Ogni carruggio sa di tradizioni, di storia vissuta e la vecchia isola, primo quartiere medievale, unita al litorale nel secolo XIX grazie alla costruzione di Piazza Colombo, conserva la splendida basilica di Santa Maria Assunta, la cui pianta risale al secolo XVIII e il Castello della Dragonara, anteriore al secolo XII, del quale torrione maggiore fu costruito nel 1430, che venne dotato di una guarnigione di sei uomini stipendiati dalla repubblica. Nel 1457 il castello fu parzialmente abbattuto a causa delle spese eccessive e restaurato nel secolo XVI per far fronte ai pirati. All’epoca dei Saraceni Ernadino innalzava la bandiera pirata con la mezzaluna e una notte tentò di assalire il Castello, ma i Camogliesi rifugiatisi dentro le mura investirono i corsari con pietre, fuoco, olio bollente e i marinai combatterono finchè un proiettile colpì il turco.


I militari durante la prima guerra mondiale usavano il castello per sorvegliare il golfo, ma oggi è lo sciabecco “Dragun” a ripercorrere la tradizione piratesca.
Qualche artista ogni tanto si domanda dove finiscano le anime perdute e io ho sempre creduto si ritrovassero nelle onde gonfie delle mareggiate, che spinte dai venti spazzano via con forza i ricordi.
Dopo la tempesta del 29 ottobre 2008 il molo è rimasto senza un attracco, gozzi affondati, tavole di legno scricchiolanti scaraventate in tutto il porto, locali allagati, finestre rotte, la piazza è divenuta uno strato di spiaggia, uomini impauriti hanno provato con tutte le energie possibili a combattere contro Nettuno, ma gli sforzi risultarono vani.
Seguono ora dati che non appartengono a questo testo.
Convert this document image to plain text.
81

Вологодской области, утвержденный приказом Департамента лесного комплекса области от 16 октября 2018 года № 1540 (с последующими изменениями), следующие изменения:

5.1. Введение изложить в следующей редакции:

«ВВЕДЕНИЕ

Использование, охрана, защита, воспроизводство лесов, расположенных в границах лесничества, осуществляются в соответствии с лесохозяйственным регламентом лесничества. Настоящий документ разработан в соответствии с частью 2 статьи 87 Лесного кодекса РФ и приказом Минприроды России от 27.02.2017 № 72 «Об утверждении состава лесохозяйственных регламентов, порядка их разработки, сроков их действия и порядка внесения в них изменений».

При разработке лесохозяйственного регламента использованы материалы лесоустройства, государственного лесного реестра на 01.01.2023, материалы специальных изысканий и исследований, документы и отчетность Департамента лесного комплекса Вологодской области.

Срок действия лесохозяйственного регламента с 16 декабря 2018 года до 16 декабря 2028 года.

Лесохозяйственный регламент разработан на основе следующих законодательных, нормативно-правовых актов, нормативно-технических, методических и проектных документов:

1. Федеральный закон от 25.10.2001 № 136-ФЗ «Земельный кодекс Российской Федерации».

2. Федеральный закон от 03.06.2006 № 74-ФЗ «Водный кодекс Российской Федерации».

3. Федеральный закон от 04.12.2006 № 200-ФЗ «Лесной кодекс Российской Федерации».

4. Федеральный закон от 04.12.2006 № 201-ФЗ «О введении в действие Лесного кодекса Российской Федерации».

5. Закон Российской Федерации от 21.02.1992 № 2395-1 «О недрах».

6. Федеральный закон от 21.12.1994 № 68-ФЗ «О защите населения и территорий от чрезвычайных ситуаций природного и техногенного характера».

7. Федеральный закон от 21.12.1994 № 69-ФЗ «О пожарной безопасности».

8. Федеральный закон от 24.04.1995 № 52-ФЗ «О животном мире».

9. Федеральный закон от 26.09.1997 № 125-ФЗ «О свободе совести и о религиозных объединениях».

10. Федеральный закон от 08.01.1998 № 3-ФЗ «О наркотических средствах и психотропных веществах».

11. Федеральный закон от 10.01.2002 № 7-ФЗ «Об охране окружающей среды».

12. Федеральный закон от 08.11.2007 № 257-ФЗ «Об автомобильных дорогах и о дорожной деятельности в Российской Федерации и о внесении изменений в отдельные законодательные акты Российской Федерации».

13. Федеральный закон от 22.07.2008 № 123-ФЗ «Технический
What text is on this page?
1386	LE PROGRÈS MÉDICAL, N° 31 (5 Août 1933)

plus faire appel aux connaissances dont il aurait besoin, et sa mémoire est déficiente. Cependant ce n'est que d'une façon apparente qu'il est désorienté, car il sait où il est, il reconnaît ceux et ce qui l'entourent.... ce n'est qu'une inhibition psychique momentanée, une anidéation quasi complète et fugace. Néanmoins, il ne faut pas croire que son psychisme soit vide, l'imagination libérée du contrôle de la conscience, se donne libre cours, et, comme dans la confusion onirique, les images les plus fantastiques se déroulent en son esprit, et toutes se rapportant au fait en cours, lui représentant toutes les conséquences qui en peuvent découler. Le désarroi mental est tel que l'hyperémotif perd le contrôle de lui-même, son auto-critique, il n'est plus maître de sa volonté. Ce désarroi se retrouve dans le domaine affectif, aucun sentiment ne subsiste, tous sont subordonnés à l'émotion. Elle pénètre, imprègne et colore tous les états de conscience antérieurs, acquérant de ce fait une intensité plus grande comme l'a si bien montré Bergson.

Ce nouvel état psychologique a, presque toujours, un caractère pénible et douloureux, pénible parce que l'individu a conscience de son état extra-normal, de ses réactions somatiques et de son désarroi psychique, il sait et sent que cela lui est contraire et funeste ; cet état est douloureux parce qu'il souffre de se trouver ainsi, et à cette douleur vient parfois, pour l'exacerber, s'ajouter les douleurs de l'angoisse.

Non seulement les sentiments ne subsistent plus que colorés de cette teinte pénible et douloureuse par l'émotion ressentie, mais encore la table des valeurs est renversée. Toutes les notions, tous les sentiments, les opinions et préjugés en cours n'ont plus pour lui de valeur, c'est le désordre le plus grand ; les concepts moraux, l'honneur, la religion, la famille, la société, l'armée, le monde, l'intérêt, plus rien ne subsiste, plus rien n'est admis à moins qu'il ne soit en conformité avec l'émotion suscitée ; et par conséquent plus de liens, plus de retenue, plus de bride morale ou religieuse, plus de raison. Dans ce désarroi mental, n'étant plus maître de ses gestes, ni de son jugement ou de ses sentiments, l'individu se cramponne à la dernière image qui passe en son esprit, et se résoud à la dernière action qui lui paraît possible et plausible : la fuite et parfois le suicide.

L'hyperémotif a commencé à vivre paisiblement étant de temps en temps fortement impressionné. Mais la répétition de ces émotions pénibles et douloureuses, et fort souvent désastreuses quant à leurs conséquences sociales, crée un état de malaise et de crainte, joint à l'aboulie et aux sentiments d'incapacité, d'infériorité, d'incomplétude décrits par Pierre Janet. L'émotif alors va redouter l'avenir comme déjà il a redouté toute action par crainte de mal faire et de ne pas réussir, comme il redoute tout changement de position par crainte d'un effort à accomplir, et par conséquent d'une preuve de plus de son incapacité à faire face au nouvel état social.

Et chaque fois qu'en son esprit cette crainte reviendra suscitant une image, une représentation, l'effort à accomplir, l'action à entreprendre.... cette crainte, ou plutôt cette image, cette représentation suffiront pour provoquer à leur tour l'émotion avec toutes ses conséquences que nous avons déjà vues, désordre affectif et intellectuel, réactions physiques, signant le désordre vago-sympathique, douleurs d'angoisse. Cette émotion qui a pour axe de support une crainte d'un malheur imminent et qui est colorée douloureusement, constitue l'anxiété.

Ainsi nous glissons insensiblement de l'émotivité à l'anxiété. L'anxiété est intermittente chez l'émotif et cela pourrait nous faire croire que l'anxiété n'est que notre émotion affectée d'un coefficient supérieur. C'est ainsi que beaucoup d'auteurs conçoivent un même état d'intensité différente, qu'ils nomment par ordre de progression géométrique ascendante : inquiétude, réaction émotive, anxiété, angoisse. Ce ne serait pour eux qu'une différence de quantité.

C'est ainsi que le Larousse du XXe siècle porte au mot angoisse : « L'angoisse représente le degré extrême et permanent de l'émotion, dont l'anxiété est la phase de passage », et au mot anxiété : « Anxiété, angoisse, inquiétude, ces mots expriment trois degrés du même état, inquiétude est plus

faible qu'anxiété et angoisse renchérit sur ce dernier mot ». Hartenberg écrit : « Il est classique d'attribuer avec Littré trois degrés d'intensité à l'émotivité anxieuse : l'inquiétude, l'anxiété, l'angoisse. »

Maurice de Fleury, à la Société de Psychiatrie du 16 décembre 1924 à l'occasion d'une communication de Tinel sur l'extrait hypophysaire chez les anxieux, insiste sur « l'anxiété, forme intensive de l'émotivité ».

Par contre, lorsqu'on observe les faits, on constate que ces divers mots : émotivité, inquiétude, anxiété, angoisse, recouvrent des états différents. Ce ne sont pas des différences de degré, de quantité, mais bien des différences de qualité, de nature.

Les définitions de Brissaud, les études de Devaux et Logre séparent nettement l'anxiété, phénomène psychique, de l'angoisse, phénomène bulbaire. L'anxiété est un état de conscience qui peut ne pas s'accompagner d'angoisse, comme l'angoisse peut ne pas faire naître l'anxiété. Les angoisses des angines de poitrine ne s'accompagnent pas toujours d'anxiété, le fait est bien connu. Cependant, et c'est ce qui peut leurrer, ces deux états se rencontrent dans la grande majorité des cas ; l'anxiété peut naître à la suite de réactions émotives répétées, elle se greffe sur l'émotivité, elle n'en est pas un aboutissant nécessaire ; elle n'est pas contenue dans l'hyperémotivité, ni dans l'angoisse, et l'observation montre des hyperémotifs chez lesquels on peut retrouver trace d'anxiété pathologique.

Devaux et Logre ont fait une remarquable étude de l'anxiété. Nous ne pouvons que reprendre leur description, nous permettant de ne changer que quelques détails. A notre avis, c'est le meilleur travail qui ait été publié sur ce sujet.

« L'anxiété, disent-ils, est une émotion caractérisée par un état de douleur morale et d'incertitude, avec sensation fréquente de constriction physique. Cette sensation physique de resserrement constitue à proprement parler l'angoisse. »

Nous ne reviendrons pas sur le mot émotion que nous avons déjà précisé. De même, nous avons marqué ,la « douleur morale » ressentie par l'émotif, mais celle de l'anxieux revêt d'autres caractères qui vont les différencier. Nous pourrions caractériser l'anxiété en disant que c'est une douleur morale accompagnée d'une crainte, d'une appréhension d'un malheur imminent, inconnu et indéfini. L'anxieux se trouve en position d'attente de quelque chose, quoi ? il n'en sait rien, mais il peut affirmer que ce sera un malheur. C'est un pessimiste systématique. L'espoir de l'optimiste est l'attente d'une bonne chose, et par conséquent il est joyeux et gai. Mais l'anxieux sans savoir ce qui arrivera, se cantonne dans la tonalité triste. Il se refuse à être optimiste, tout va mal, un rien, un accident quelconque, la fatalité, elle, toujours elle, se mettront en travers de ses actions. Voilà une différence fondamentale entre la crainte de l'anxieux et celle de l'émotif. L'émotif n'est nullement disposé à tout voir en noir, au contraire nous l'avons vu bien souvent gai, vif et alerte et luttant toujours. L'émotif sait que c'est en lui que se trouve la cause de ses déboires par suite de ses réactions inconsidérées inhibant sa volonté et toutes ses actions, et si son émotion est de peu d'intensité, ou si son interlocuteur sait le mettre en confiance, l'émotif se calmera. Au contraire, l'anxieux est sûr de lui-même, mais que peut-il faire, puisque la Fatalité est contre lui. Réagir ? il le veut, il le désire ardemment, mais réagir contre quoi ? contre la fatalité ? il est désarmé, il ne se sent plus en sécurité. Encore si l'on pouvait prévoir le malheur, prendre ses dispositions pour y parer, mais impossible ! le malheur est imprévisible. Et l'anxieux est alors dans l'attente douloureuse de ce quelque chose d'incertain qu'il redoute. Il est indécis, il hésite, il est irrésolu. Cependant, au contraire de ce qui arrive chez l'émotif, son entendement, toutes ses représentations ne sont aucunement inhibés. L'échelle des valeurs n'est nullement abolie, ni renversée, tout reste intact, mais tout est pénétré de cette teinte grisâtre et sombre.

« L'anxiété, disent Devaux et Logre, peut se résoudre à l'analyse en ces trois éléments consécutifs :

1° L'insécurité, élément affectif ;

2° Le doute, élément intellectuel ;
Pali di cemento armato arrancati e fatti a mucchi, metri di arenile portato negli abissi, tombini volanti, la passeggiata a mare realizzata ai primi del ‘900 piena di barche in secca e un senso di sconforto negli occhi dei passanti. Non sono i resti di una guerra, né un uragano ai tropici, ma solo l’acqua, elemento naturale che da la vita e la toglie punendo talvolta chi la sfida.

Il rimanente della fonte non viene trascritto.